При нашем первом представлении генералу меня удивила приемная комната его. Не то зала, не то столовая, а больше похожа на манеж. В дальнем углу стояла одиноко дюжина кресел и больше ничего, зато по стенам развешено было до ста ламп, которые, говорят, зажигались каждый вечер и на освещение употреблялось лучшее прованское масло. При нашем входе мы заметили человека на противоположном конце залы, и адъютант, нас принявший, сказал нам, что это сам генерал Вельяминов.
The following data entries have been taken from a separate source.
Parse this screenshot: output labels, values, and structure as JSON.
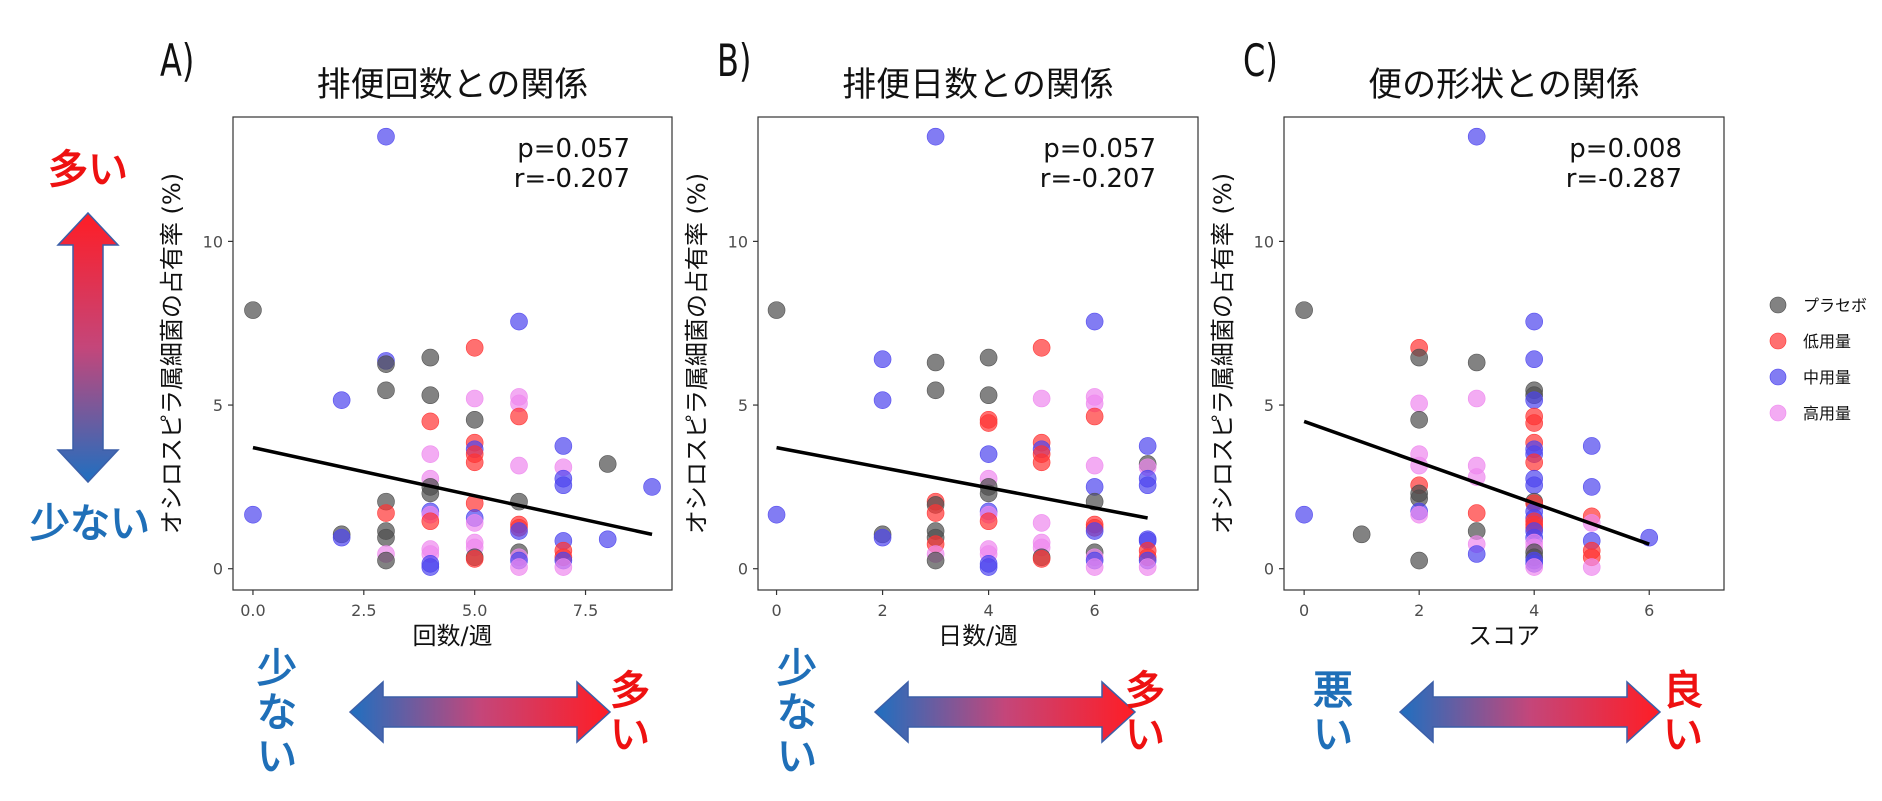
{
  "colors": {
    "placebo": "#4d4d4d",
    "low": "#ff3333",
    "mid": "#4d44ee",
    "high": "#ee88ee",
    "red_text": "#ee1111",
    "blue_text": "#1f6fb8",
    "arrow_red": "#ff1d25",
    "arrow_blue": "#1f6fc0"
  },
  "left_indicator": {
    "top_label": "多い",
    "bottom_label": "少ない"
  },
  "legend": {
    "items": [
      {
        "key": "placebo",
        "label": "プラセボ"
      },
      {
        "key": "low",
        "label": "低用量"
      },
      {
        "key": "mid",
        "label": "中用量"
      },
      {
        "key": "high",
        "label": "高用量"
      }
    ]
  },
  "panels": [
    {
      "letter": "A)",
      "arrow_left_label": "少ない",
      "arrow_right_label": "多い",
      "left_color": "blue",
      "right_color": "red"
    },
    {
      "letter": "B)",
      "arrow_left_label": "少ない",
      "arrow_right_label": "多い",
      "left_color": "blue",
      "right_color": "red"
    },
    {
      "letter": "C)",
      "arrow_left_label": "悪い",
      "arrow_right_label": "良い",
      "left_color": "blue",
      "right_color": "red"
    }
  ],
  "chart_data": [
    {
      "type": "scatter",
      "title": "排便回数との関係",
      "xlabel": "回数/週",
      "ylabel": "オシロスピラ属細菌の占有率 (%)",
      "xlim": [
        -0.45,
        9.45
      ],
      "ylim": [
        -0.65,
        13.8
      ],
      "xticks": [
        0.0,
        2.5,
        5.0,
        7.5
      ],
      "xtick_labels": [
        "0.0",
        "2.5",
        "5.0",
        "7.5"
      ],
      "yticks": [
        0,
        5,
        10
      ],
      "ytick_labels": [
        "0",
        "5",
        "10"
      ],
      "stats": {
        "p": "p=0.057",
        "r": "r=-0.207"
      },
      "trend": {
        "x1": 0,
        "y1": 3.7,
        "x2": 9,
        "y2": 1.05
      },
      "points": [
        {
          "x": 0,
          "y": 7.9,
          "g": "placebo"
        },
        {
          "x": 0,
          "y": 1.65,
          "g": "mid"
        },
        {
          "x": 2,
          "y": 5.15,
          "g": "mid"
        },
        {
          "x": 2,
          "y": 1.05,
          "g": "placebo"
        },
        {
          "x": 2,
          "y": 0.95,
          "g": "mid"
        },
        {
          "x": 3,
          "y": 13.2,
          "g": "mid"
        },
        {
          "x": 3,
          "y": 6.35,
          "g": "mid"
        },
        {
          "x": 3,
          "y": 6.25,
          "g": "placebo"
        },
        {
          "x": 3,
          "y": 5.45,
          "g": "placebo"
        },
        {
          "x": 3,
          "y": 2.05,
          "g": "placebo"
        },
        {
          "x": 3,
          "y": 1.7,
          "g": "low"
        },
        {
          "x": 3,
          "y": 1.15,
          "g": "placebo"
        },
        {
          "x": 3,
          "y": 0.95,
          "g": "placebo"
        },
        {
          "x": 3,
          "y": 0.45,
          "g": "high"
        },
        {
          "x": 3,
          "y": 0.25,
          "g": "placebo"
        },
        {
          "x": 4,
          "y": 6.45,
          "g": "placebo"
        },
        {
          "x": 4,
          "y": 5.3,
          "g": "placebo"
        },
        {
          "x": 4,
          "y": 4.5,
          "g": "low"
        },
        {
          "x": 4,
          "y": 3.5,
          "g": "high"
        },
        {
          "x": 4,
          "y": 2.75,
          "g": "high"
        },
        {
          "x": 4,
          "y": 2.5,
          "g": "placebo"
        },
        {
          "x": 4,
          "y": 2.3,
          "g": "placebo"
        },
        {
          "x": 4,
          "y": 1.75,
          "g": "mid"
        },
        {
          "x": 4,
          "y": 1.65,
          "g": "high"
        },
        {
          "x": 4,
          "y": 1.45,
          "g": "low"
        },
        {
          "x": 4,
          "y": 0.6,
          "g": "high"
        },
        {
          "x": 4,
          "y": 0.45,
          "g": "high"
        },
        {
          "x": 4,
          "y": 0.15,
          "g": "mid"
        },
        {
          "x": 4,
          "y": 0.05,
          "g": "mid"
        },
        {
          "x": 5,
          "y": 6.75,
          "g": "low"
        },
        {
          "x": 5,
          "y": 5.2,
          "g": "high"
        },
        {
          "x": 5,
          "y": 4.55,
          "g": "placebo"
        },
        {
          "x": 5,
          "y": 3.85,
          "g": "low"
        },
        {
          "x": 5,
          "y": 3.65,
          "g": "mid"
        },
        {
          "x": 5,
          "y": 3.5,
          "g": "low"
        },
        {
          "x": 5,
          "y": 3.25,
          "g": "low"
        },
        {
          "x": 5,
          "y": 2.0,
          "g": "low"
        },
        {
          "x": 5,
          "y": 1.55,
          "g": "mid"
        },
        {
          "x": 5,
          "y": 1.4,
          "g": "high"
        },
        {
          "x": 5,
          "y": 0.8,
          "g": "high"
        },
        {
          "x": 5,
          "y": 0.65,
          "g": "high"
        },
        {
          "x": 5,
          "y": 0.35,
          "g": "placebo"
        },
        {
          "x": 5,
          "y": 0.3,
          "g": "low"
        },
        {
          "x": 6,
          "y": 7.55,
          "g": "mid"
        },
        {
          "x": 6,
          "y": 5.25,
          "g": "high"
        },
        {
          "x": 6,
          "y": 5.05,
          "g": "high"
        },
        {
          "x": 6,
          "y": 4.65,
          "g": "low"
        },
        {
          "x": 6,
          "y": 3.15,
          "g": "high"
        },
        {
          "x": 6,
          "y": 2.05,
          "g": "placebo"
        },
        {
          "x": 6,
          "y": 1.35,
          "g": "low"
        },
        {
          "x": 6,
          "y": 1.25,
          "g": "low"
        },
        {
          "x": 6,
          "y": 1.15,
          "g": "mid"
        },
        {
          "x": 6,
          "y": 0.5,
          "g": "placebo"
        },
        {
          "x": 6,
          "y": 0.35,
          "g": "high"
        },
        {
          "x": 6,
          "y": 0.25,
          "g": "mid"
        },
        {
          "x": 6,
          "y": 0.05,
          "g": "high"
        },
        {
          "x": 7,
          "y": 3.75,
          "g": "mid"
        },
        {
          "x": 7,
          "y": 3.1,
          "g": "high"
        },
        {
          "x": 7,
          "y": 2.75,
          "g": "mid"
        },
        {
          "x": 7,
          "y": 2.55,
          "g": "mid"
        },
        {
          "x": 7,
          "y": 0.85,
          "g": "mid"
        },
        {
          "x": 7,
          "y": 0.55,
          "g": "low"
        },
        {
          "x": 7,
          "y": 0.35,
          "g": "low"
        },
        {
          "x": 7,
          "y": 0.25,
          "g": "mid"
        },
        {
          "x": 7,
          "y": 0.05,
          "g": "high"
        },
        {
          "x": 8,
          "y": 3.2,
          "g": "placebo"
        },
        {
          "x": 8,
          "y": 0.9,
          "g": "mid"
        },
        {
          "x": 9,
          "y": 2.5,
          "g": "mid"
        }
      ]
    },
    {
      "type": "scatter",
      "title": "排便日数との関係",
      "xlabel": "日数/週",
      "ylabel": "オシロスピラ属細菌の占有率 (%)",
      "xlim": [
        -0.35,
        7.95
      ],
      "ylim": [
        -0.65,
        13.8
      ],
      "xticks": [
        0,
        2,
        4,
        6
      ],
      "xtick_labels": [
        "0",
        "2",
        "4",
        "6"
      ],
      "yticks": [
        0,
        5,
        10
      ],
      "ytick_labels": [
        "0",
        "5",
        "10"
      ],
      "stats": {
        "p": "p=0.057",
        "r": "r=-0.207"
      },
      "trend": {
        "x1": 0,
        "y1": 3.7,
        "x2": 7,
        "y2": 1.55
      },
      "points": [
        {
          "x": 0,
          "y": 7.9,
          "g": "placebo"
        },
        {
          "x": 0,
          "y": 1.65,
          "g": "mid"
        },
        {
          "x": 2,
          "y": 6.4,
          "g": "mid"
        },
        {
          "x": 2,
          "y": 5.15,
          "g": "mid"
        },
        {
          "x": 2,
          "y": 1.05,
          "g": "placebo"
        },
        {
          "x": 2,
          "y": 0.95,
          "g": "mid"
        },
        {
          "x": 3,
          "y": 13.2,
          "g": "mid"
        },
        {
          "x": 3,
          "y": 6.3,
          "g": "placebo"
        },
        {
          "x": 3,
          "y": 5.45,
          "g": "placebo"
        },
        {
          "x": 3,
          "y": 2.05,
          "g": "low"
        },
        {
          "x": 3,
          "y": 1.95,
          "g": "placebo"
        },
        {
          "x": 3,
          "y": 1.7,
          "g": "low"
        },
        {
          "x": 3,
          "y": 1.15,
          "g": "placebo"
        },
        {
          "x": 3,
          "y": 0.95,
          "g": "placebo"
        },
        {
          "x": 3,
          "y": 0.75,
          "g": "low"
        },
        {
          "x": 3,
          "y": 0.45,
          "g": "high"
        },
        {
          "x": 3,
          "y": 0.25,
          "g": "placebo"
        },
        {
          "x": 4,
          "y": 6.45,
          "g": "placebo"
        },
        {
          "x": 4,
          "y": 5.3,
          "g": "placebo"
        },
        {
          "x": 4,
          "y": 4.55,
          "g": "low"
        },
        {
          "x": 4,
          "y": 4.45,
          "g": "low"
        },
        {
          "x": 4,
          "y": 3.5,
          "g": "mid"
        },
        {
          "x": 4,
          "y": 2.75,
          "g": "high"
        },
        {
          "x": 4,
          "y": 2.5,
          "g": "placebo"
        },
        {
          "x": 4,
          "y": 2.3,
          "g": "placebo"
        },
        {
          "x": 4,
          "y": 1.75,
          "g": "mid"
        },
        {
          "x": 4,
          "y": 1.65,
          "g": "high"
        },
        {
          "x": 4,
          "y": 1.45,
          "g": "low"
        },
        {
          "x": 4,
          "y": 0.6,
          "g": "high"
        },
        {
          "x": 4,
          "y": 0.45,
          "g": "high"
        },
        {
          "x": 4,
          "y": 0.15,
          "g": "mid"
        },
        {
          "x": 4,
          "y": 0.05,
          "g": "mid"
        },
        {
          "x": 5,
          "y": 6.75,
          "g": "low"
        },
        {
          "x": 5,
          "y": 5.2,
          "g": "high"
        },
        {
          "x": 5,
          "y": 3.85,
          "g": "low"
        },
        {
          "x": 5,
          "y": 3.65,
          "g": "mid"
        },
        {
          "x": 5,
          "y": 3.5,
          "g": "low"
        },
        {
          "x": 5,
          "y": 3.25,
          "g": "low"
        },
        {
          "x": 5,
          "y": 1.4,
          "g": "high"
        },
        {
          "x": 5,
          "y": 0.8,
          "g": "high"
        },
        {
          "x": 5,
          "y": 0.65,
          "g": "high"
        },
        {
          "x": 5,
          "y": 0.35,
          "g": "placebo"
        },
        {
          "x": 5,
          "y": 0.3,
          "g": "low"
        },
        {
          "x": 6,
          "y": 7.55,
          "g": "mid"
        },
        {
          "x": 6,
          "y": 5.25,
          "g": "high"
        },
        {
          "x": 6,
          "y": 5.05,
          "g": "high"
        },
        {
          "x": 6,
          "y": 4.65,
          "g": "low"
        },
        {
          "x": 6,
          "y": 3.15,
          "g": "high"
        },
        {
          "x": 6,
          "y": 2.5,
          "g": "mid"
        },
        {
          "x": 6,
          "y": 2.05,
          "g": "placebo"
        },
        {
          "x": 6,
          "y": 1.35,
          "g": "low"
        },
        {
          "x": 6,
          "y": 1.25,
          "g": "low"
        },
        {
          "x": 6,
          "y": 1.15,
          "g": "mid"
        },
        {
          "x": 6,
          "y": 0.5,
          "g": "placebo"
        },
        {
          "x": 6,
          "y": 0.35,
          "g": "high"
        },
        {
          "x": 6,
          "y": 0.25,
          "g": "mid"
        },
        {
          "x": 6,
          "y": 0.05,
          "g": "high"
        },
        {
          "x": 7,
          "y": 3.75,
          "g": "mid"
        },
        {
          "x": 7,
          "y": 3.2,
          "g": "placebo"
        },
        {
          "x": 7,
          "y": 3.1,
          "g": "high"
        },
        {
          "x": 7,
          "y": 2.75,
          "g": "mid"
        },
        {
          "x": 7,
          "y": 2.55,
          "g": "mid"
        },
        {
          "x": 7,
          "y": 0.9,
          "g": "mid"
        },
        {
          "x": 7,
          "y": 0.85,
          "g": "mid"
        },
        {
          "x": 7,
          "y": 0.55,
          "g": "low"
        },
        {
          "x": 7,
          "y": 0.35,
          "g": "low"
        },
        {
          "x": 7,
          "y": 0.25,
          "g": "mid"
        },
        {
          "x": 7,
          "y": 0.05,
          "g": "high"
        }
      ]
    },
    {
      "type": "scatter",
      "title": "便の形状との関係",
      "xlabel": "スコア",
      "ylabel": "オシロスピラ属細菌の占有率 (%)",
      "xlim": [
        -0.35,
        7.3
      ],
      "ylim": [
        -0.65,
        13.8
      ],
      "xticks": [
        0,
        2,
        4,
        6
      ],
      "xtick_labels": [
        "0",
        "2",
        "4",
        "6"
      ],
      "yticks": [
        0,
        5,
        10
      ],
      "ytick_labels": [
        "0",
        "5",
        "10"
      ],
      "stats": {
        "p": "p=0.008",
        "r": "r=-0.287"
      },
      "trend": {
        "x1": 0,
        "y1": 4.5,
        "x2": 6,
        "y2": 0.75
      },
      "points": [
        {
          "x": 0,
          "y": 7.9,
          "g": "placebo"
        },
        {
          "x": 0,
          "y": 1.65,
          "g": "mid"
        },
        {
          "x": 1,
          "y": 1.05,
          "g": "placebo"
        },
        {
          "x": 2,
          "y": 6.75,
          "g": "low"
        },
        {
          "x": 2,
          "y": 6.45,
          "g": "placebo"
        },
        {
          "x": 2,
          "y": 5.05,
          "g": "high"
        },
        {
          "x": 2,
          "y": 4.55,
          "g": "placebo"
        },
        {
          "x": 2,
          "y": 3.5,
          "g": "high"
        },
        {
          "x": 2,
          "y": 3.15,
          "g": "high"
        },
        {
          "x": 2,
          "y": 2.55,
          "g": "low"
        },
        {
          "x": 2,
          "y": 2.3,
          "g": "placebo"
        },
        {
          "x": 2,
          "y": 2.15,
          "g": "placebo"
        },
        {
          "x": 2,
          "y": 1.75,
          "g": "mid"
        },
        {
          "x": 2,
          "y": 1.65,
          "g": "high"
        },
        {
          "x": 2,
          "y": 0.25,
          "g": "placebo"
        },
        {
          "x": 3,
          "y": 13.2,
          "g": "mid"
        },
        {
          "x": 3,
          "y": 6.3,
          "g": "placebo"
        },
        {
          "x": 3,
          "y": 5.2,
          "g": "high"
        },
        {
          "x": 3,
          "y": 3.15,
          "g": "high"
        },
        {
          "x": 3,
          "y": 2.8,
          "g": "high"
        },
        {
          "x": 3,
          "y": 1.7,
          "g": "low"
        },
        {
          "x": 3,
          "y": 1.15,
          "g": "placebo"
        },
        {
          "x": 3,
          "y": 0.75,
          "g": "high"
        },
        {
          "x": 3,
          "y": 0.45,
          "g": "mid"
        },
        {
          "x": 4,
          "y": 7.55,
          "g": "mid"
        },
        {
          "x": 4,
          "y": 6.4,
          "g": "mid"
        },
        {
          "x": 4,
          "y": 5.45,
          "g": "placebo"
        },
        {
          "x": 4,
          "y": 5.3,
          "g": "placebo"
        },
        {
          "x": 4,
          "y": 5.15,
          "g": "mid"
        },
        {
          "x": 4,
          "y": 4.65,
          "g": "low"
        },
        {
          "x": 4,
          "y": 4.45,
          "g": "low"
        },
        {
          "x": 4,
          "y": 3.85,
          "g": "low"
        },
        {
          "x": 4,
          "y": 3.65,
          "g": "mid"
        },
        {
          "x": 4,
          "y": 3.5,
          "g": "mid"
        },
        {
          "x": 4,
          "y": 3.25,
          "g": "low"
        },
        {
          "x": 4,
          "y": 2.75,
          "g": "mid"
        },
        {
          "x": 4,
          "y": 2.55,
          "g": "mid"
        },
        {
          "x": 4,
          "y": 2.05,
          "g": "placebo"
        },
        {
          "x": 4,
          "y": 2.0,
          "g": "low"
        },
        {
          "x": 4,
          "y": 1.75,
          "g": "mid"
        },
        {
          "x": 4,
          "y": 1.55,
          "g": "mid"
        },
        {
          "x": 4,
          "y": 1.45,
          "g": "low"
        },
        {
          "x": 4,
          "y": 1.35,
          "g": "low"
        },
        {
          "x": 4,
          "y": 1.25,
          "g": "low"
        },
        {
          "x": 4,
          "y": 1.15,
          "g": "mid"
        },
        {
          "x": 4,
          "y": 0.95,
          "g": "mid"
        },
        {
          "x": 4,
          "y": 0.8,
          "g": "high"
        },
        {
          "x": 4,
          "y": 0.65,
          "g": "high"
        },
        {
          "x": 4,
          "y": 0.5,
          "g": "placebo"
        },
        {
          "x": 4,
          "y": 0.35,
          "g": "placebo"
        },
        {
          "x": 4,
          "y": 0.25,
          "g": "mid"
        },
        {
          "x": 4,
          "y": 0.15,
          "g": "mid"
        },
        {
          "x": 4,
          "y": 0.05,
          "g": "high"
        },
        {
          "x": 5,
          "y": 3.75,
          "g": "mid"
        },
        {
          "x": 5,
          "y": 2.5,
          "g": "mid"
        },
        {
          "x": 5,
          "y": 1.6,
          "g": "low"
        },
        {
          "x": 5,
          "y": 1.4,
          "g": "high"
        },
        {
          "x": 5,
          "y": 0.85,
          "g": "mid"
        },
        {
          "x": 5,
          "y": 0.55,
          "g": "low"
        },
        {
          "x": 5,
          "y": 0.35,
          "g": "low"
        },
        {
          "x": 5,
          "y": 0.05,
          "g": "high"
        },
        {
          "x": 6,
          "y": 0.95,
          "g": "mid"
        }
      ]
    }
  ]
}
Он был в черном шелковом архалуке, белый воротник его рубахи лежал на плечах отогнутый, а Георгиевский крест 3-й степени висел на своем месте. Сложа руки назад, он медленно подходил к нам и, приблизившись, с поклоном указал нам рукой кресла, чтоб мы сели. Мы думали, что он начнет нам обычной фразой, подобно Сулиме: "Я получил высочайшее повеление" и прочее, по он обратился к нам просто по-французски:
-- Кто из вас, господа, Нарышкин?
И когда тот назвал себя, генерал продолжал:
-- Супруга ваша -- дочь графа Петра Петровича Коновницына? Я имел честь служить с ее отцом в <18>12 году и был при нем в конвое долгое время. Вероятно, супруга ваша скоро приедет сюда,-- прошу вас заранее меня об этом уведомить, чтоб я мог послать ей конвой навстречу и успел бы приготовить ей квартиру.
Михаил Михайлович Нарышкин благодарил генерала за такую деликатную вежливость. Вельяминов продолжал:
-- Ежели у нас начнутся экспедиции на правом фланге, я пошлю вас туда, ежели на левом, я переведу вас в действующие отряды, а потом наше дело будет постараться освободить вас как можно скорее от вашего незавидного положения.
После этого генерал поклонился нам и вышел.